Blacklisting does not have a huge impact on SSD in our samples, suggesting a strong peak signal.
This is not always the case. Sometimes you will much higher pre-blacklist SSD than post-blacklist SSD. This would indicate a strong background signal in blacklisted regions for that sample.
Below is an example of this from another dataset:
A potential source of noise in CUT&RUN is overamplification of the CUT&RUN library during a PCR step.

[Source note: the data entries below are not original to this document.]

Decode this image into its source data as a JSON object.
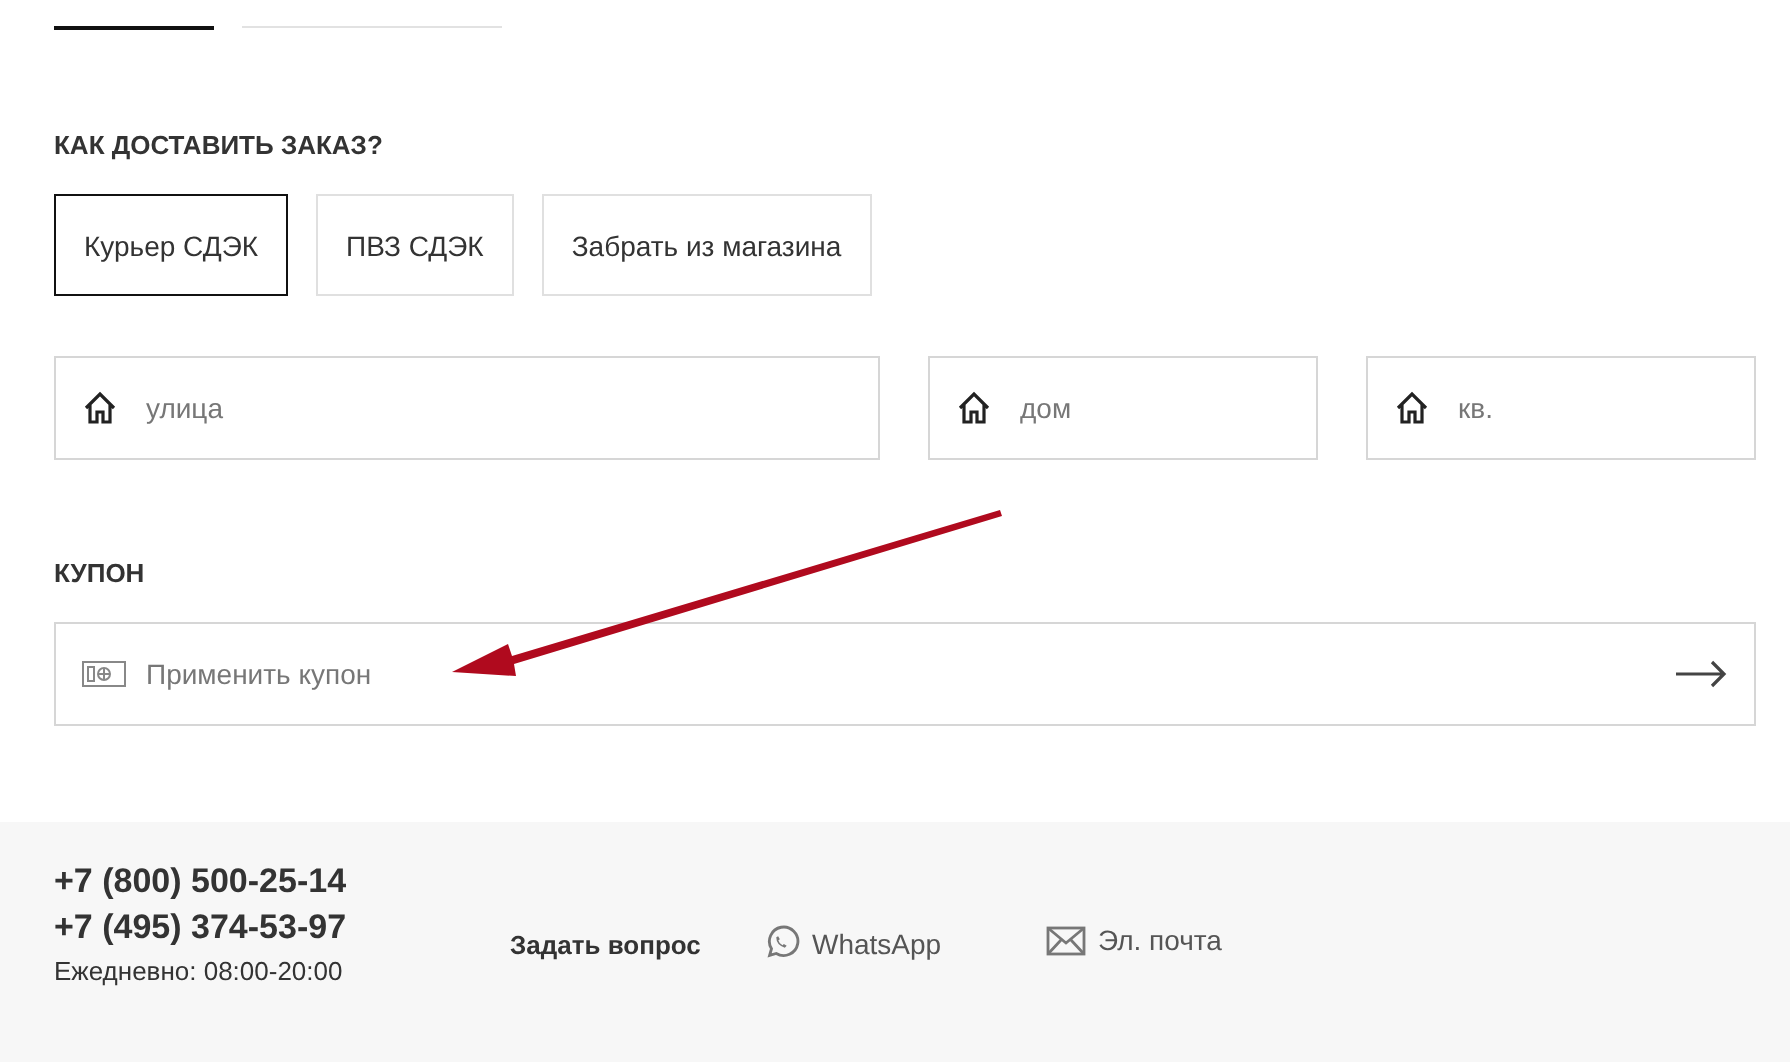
{
  "top_tabs": [
    {
      "selected": true
    },
    {
      "selected": false
    }
  ],
  "delivery": {
    "heading": "КАК ДОСТАВИТЬ ЗАКАЗ?",
    "options": [
      {
        "label": "Курьер СДЭК",
        "selected": true
      },
      {
        "label": "ПВЗ СДЭК",
        "selected": false
      },
      {
        "label": "Забрать из магазина",
        "selected": false
      }
    ],
    "fields": [
      {
        "placeholder": "улица"
      },
      {
        "placeholder": "дом"
      },
      {
        "placeholder": "кв."
      }
    ]
  },
  "coupon": {
    "heading": "КУПОН",
    "placeholder": "Применить купон"
  },
  "annotation": {
    "kind": "arrow"
  },
  "footer": {
    "phones": [
      "+7 (800) 500-25-14",
      "+7 (495) 374-53-97"
    ],
    "hours": "Ежедневно: 08:00-20:00",
    "ask": "Задать вопрос",
    "links": [
      {
        "kind": "whatsapp",
        "label": "WhatsApp"
      },
      {
        "kind": "email",
        "label": "Эл. почта"
      }
    ]
  }
}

This can lead to large number of duplicate reads which may confound peak calling.
We should compare our duplication rate across samples to identify any sample experiencing overamplification and so potential of a lower complexity.
The flagtagcounts() function reports can report the number of duplicates and total mapped reads and so from there we can calculate our duplication rate.
## SOX9CNR_D0_rep1_sorted.bam SOX9CNR_D0_rep2_sorted.bam SOX9CNR_W6_rep1_sorted.bam
## 0.18044154 0.25100764 0.22392940
## SOX9CNR_W6_rep2_sorted.bam
## 0.05412144
We can also use ChIPQC to review where our distribution of reads across gene features using the plotRegi() function.
Here we expect CUT&RUN signal to be stronger in 5’UTRs and promoters when compared to input samples.